Recent evidence indicates that low oxygen tension (pO₂) or hypoxia controls the differentiation of several cell types during development. Variations of pO₂ are mediated through the hypoxia-inducible factor (HIF), a crucial mediator of the adaptative response of cells to hypoxia. The aim of this study was to investigate the role of pO₂ in β-cell differentiation.

We analyzed the capacity of β-cell differentiation in the rat embryonic pancreas using two in vitro assays. Pancreata were cultured either in collagen or on a filter at the air/liquid interface with various pO₂. An inhibitor of the prolyl hydroxylases, dimethyloxaloylglycine (DMOG), was used to stabilize HIF1α protein in normoxia.

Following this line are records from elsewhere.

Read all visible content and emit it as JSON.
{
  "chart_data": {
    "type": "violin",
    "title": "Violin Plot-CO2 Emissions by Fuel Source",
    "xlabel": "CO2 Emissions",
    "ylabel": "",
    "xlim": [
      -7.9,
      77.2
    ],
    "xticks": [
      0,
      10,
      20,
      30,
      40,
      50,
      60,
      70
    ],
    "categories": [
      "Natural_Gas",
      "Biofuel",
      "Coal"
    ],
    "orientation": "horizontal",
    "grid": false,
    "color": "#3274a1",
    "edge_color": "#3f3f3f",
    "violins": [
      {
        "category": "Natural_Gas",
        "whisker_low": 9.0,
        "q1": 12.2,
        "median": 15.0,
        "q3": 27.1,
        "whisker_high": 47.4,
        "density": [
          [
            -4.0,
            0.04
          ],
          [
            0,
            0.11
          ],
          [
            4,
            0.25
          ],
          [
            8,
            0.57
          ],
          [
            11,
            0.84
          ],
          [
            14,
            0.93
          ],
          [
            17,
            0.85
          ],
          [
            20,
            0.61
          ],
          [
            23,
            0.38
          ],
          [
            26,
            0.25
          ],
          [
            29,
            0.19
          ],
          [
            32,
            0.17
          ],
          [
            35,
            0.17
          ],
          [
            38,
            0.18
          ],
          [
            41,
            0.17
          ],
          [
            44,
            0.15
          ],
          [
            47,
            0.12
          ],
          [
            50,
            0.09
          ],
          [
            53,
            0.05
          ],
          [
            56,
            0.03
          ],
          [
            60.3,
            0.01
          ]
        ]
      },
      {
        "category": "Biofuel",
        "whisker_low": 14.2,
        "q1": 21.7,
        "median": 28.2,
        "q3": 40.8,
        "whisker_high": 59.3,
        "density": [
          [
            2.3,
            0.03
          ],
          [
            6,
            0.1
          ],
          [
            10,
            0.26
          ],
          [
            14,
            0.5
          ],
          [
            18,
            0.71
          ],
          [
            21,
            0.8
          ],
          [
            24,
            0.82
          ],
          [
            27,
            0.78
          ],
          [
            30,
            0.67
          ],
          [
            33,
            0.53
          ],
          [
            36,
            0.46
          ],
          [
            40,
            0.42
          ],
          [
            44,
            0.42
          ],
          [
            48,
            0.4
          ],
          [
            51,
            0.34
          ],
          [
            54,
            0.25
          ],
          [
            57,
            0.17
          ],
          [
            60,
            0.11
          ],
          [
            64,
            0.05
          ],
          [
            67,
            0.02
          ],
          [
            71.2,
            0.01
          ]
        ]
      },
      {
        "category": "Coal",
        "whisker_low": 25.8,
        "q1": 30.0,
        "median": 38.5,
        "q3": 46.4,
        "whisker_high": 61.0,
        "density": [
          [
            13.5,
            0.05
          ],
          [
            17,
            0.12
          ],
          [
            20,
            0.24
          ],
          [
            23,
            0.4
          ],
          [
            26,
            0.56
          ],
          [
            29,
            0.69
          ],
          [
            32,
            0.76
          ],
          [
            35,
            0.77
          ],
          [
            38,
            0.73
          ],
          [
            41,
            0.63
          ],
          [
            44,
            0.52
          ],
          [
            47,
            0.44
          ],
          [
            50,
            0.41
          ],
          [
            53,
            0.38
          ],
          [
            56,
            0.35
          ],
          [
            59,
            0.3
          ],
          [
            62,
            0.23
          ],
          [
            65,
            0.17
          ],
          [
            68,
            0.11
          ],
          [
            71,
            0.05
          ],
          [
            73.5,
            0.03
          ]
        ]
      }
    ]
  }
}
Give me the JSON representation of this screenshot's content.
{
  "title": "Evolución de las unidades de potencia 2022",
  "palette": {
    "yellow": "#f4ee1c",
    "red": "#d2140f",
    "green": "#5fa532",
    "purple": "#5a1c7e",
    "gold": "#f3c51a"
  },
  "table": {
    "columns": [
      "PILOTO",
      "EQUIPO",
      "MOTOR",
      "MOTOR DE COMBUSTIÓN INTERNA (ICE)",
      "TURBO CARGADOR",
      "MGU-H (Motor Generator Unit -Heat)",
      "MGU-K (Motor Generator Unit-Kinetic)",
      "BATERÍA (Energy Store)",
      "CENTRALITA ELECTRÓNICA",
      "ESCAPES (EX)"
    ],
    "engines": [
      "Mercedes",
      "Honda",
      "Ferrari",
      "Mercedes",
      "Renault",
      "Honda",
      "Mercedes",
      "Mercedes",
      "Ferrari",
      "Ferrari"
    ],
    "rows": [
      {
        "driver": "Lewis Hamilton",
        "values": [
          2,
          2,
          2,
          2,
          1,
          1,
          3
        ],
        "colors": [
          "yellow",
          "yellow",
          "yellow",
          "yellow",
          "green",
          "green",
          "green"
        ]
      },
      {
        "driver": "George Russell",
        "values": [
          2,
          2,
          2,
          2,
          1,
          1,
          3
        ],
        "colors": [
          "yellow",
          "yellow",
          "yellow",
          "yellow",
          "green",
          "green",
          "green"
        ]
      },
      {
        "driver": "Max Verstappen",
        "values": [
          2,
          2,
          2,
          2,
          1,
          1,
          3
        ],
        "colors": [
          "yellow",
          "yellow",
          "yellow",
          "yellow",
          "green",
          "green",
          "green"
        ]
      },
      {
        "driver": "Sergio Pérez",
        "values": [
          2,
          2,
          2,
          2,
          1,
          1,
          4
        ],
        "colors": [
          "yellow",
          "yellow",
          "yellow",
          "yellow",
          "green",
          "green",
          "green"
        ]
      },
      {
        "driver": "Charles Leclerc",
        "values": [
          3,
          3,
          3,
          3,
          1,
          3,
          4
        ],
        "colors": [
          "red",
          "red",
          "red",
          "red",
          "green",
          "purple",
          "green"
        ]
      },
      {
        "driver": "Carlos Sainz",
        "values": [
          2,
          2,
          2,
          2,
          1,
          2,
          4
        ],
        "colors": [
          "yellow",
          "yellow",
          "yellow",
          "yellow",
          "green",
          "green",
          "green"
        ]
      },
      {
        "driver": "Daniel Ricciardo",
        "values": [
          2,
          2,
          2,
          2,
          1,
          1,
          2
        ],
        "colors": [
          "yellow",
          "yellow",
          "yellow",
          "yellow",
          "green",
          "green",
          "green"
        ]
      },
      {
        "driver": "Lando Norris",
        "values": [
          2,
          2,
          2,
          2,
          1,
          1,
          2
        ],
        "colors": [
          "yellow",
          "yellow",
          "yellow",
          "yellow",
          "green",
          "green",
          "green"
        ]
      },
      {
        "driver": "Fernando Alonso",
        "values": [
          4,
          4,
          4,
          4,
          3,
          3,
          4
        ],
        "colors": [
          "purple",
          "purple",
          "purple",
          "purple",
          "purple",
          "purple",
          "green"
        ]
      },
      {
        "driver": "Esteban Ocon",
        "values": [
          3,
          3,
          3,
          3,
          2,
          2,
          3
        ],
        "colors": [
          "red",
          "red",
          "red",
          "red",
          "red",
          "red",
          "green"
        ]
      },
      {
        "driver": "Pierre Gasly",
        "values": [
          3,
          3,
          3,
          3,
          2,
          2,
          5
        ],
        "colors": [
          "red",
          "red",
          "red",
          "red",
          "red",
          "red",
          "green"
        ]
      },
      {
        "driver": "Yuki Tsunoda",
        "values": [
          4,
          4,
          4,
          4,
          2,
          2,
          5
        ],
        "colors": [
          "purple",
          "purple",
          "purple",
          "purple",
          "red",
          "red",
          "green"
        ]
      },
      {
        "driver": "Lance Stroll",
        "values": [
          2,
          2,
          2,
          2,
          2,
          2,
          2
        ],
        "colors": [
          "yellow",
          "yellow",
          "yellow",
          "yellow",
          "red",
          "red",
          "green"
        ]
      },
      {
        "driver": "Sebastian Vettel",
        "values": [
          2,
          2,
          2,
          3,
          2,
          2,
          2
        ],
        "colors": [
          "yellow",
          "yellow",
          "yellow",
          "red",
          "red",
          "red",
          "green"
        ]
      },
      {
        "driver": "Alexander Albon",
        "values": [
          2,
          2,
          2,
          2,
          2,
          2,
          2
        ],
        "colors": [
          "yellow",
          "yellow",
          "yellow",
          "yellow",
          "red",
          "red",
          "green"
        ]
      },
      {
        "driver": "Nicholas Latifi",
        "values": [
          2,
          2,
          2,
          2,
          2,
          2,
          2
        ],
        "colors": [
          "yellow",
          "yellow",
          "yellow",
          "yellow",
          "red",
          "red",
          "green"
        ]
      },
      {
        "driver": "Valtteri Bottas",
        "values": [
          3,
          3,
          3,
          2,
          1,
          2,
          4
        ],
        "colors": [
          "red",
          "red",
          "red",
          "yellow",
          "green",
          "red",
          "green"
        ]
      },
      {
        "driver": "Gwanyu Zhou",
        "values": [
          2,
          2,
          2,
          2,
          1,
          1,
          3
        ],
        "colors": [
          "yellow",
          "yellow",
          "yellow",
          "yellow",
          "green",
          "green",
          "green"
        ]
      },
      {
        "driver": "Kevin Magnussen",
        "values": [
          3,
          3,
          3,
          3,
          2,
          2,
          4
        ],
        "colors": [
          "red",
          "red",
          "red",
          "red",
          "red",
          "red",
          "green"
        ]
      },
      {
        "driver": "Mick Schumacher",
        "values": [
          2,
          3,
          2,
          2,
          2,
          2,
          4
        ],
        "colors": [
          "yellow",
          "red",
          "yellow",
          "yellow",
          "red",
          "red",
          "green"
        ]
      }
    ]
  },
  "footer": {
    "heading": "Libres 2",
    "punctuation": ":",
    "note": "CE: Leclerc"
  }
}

When cultured in collagen, embryonic pancreatic cells were hypoxic and expressed HIF1α and rare β-cells differentiated. In pancreata cultured on filter (normoxia), HIF1α expression decreased and numerous β-cells developed. During pancreas development, HIF1α levels were elevated at early stages and decreased with time. To determine the effect of pO₂ on β-cell differentiation, pancreata were cultured in collagen at increasing concentrations of O₂. Such conditions repressed HIF1α expression, fostered development of Ngn3-positive endocrine progenitors, and induced β-cell differentiation by O₂ in a dose-dependent manner. By contrast, forced expression of HIF1α in normoxia using DMOG repressed Ngn3 expression and blocked β-cell development. Finally, hypoxia requires hairy and enhancer of split (HES)1 expression to repress β-cell differentiation.

These data demonstrate that β-cell differentiation is controlled by pO₂ through HIF1α. Modifying pO₂ should now be tested in protocols aiming to differentiate β-cells from embryonic stem cells.